The new bankruptcy legislation does not directly apply to banks and other credit institutions. They are covered by a different code, the Law on Insolvency of Credit Institutions. This is presently in draft form awaiting formal parliamentary approval. One of the principal differences between this legislation and the law that applies to corporates, is that commencement of the bankruptcy proceedings must be initiated by Russia's Central Bank and cannot be initiated by a creditor.
Russia and the foreign banking community is unsure what the effect of the 90-day moratorium will be and whether formal insolvency (in conjunction with the rescheduling of foreign debt) is inevitable. The only certainties are that a number of Russian banks were, prior to the crisis, severely undercapitalised and that the devaluation has exposed weaknesses in the domestic banking system and the fragility of Russia's market economy.
Various lenders and investors in Russia may take very different attitudes to the present problem. The financial institutions expecting repayments under loans and GKOs and other instruments will be concerned about the restructuring package which is yet to be presented to them.
Those financial institutions dealing in futures contracts are likewise concerned, because the Moscow foreign exchange market has apparently used the confusion to avoid paying up margin calls on contracts.

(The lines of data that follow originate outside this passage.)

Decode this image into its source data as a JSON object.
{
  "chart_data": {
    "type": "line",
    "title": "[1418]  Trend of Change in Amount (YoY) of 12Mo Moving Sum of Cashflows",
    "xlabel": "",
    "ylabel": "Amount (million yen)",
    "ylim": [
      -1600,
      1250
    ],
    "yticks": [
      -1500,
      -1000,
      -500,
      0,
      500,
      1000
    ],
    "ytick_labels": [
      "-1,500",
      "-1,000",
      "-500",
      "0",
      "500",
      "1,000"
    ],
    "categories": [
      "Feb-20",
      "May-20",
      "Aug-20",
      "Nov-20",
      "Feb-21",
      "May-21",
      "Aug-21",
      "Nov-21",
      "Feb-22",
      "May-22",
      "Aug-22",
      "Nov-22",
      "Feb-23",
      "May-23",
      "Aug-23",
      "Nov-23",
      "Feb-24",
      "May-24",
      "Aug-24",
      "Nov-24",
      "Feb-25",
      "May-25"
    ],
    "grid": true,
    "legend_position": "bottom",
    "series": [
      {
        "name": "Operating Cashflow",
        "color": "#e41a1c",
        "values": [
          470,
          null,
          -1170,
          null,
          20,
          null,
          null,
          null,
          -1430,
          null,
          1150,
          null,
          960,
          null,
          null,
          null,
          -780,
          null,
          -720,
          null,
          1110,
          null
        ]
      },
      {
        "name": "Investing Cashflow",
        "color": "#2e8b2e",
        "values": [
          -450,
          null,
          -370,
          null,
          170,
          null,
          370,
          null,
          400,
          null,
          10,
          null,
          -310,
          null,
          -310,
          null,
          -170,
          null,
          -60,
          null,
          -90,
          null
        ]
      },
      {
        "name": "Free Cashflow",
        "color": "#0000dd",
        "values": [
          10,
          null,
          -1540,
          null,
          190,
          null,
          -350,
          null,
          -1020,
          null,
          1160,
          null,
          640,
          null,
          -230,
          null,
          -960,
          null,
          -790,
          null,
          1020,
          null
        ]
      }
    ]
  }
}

In the oil and gas sector, where there are large, ongoing projects, investors are likely to take the view that this is a short-term crisis and that it will not affect their long-term interests in the region or the viability of their projects.
Because there are concerns about a global financial crisis, those firms best placed - regionally and internationally - to offer restructuring advice are likely to be taxed with finding inventive solutions to what may otherwise be intractable problems.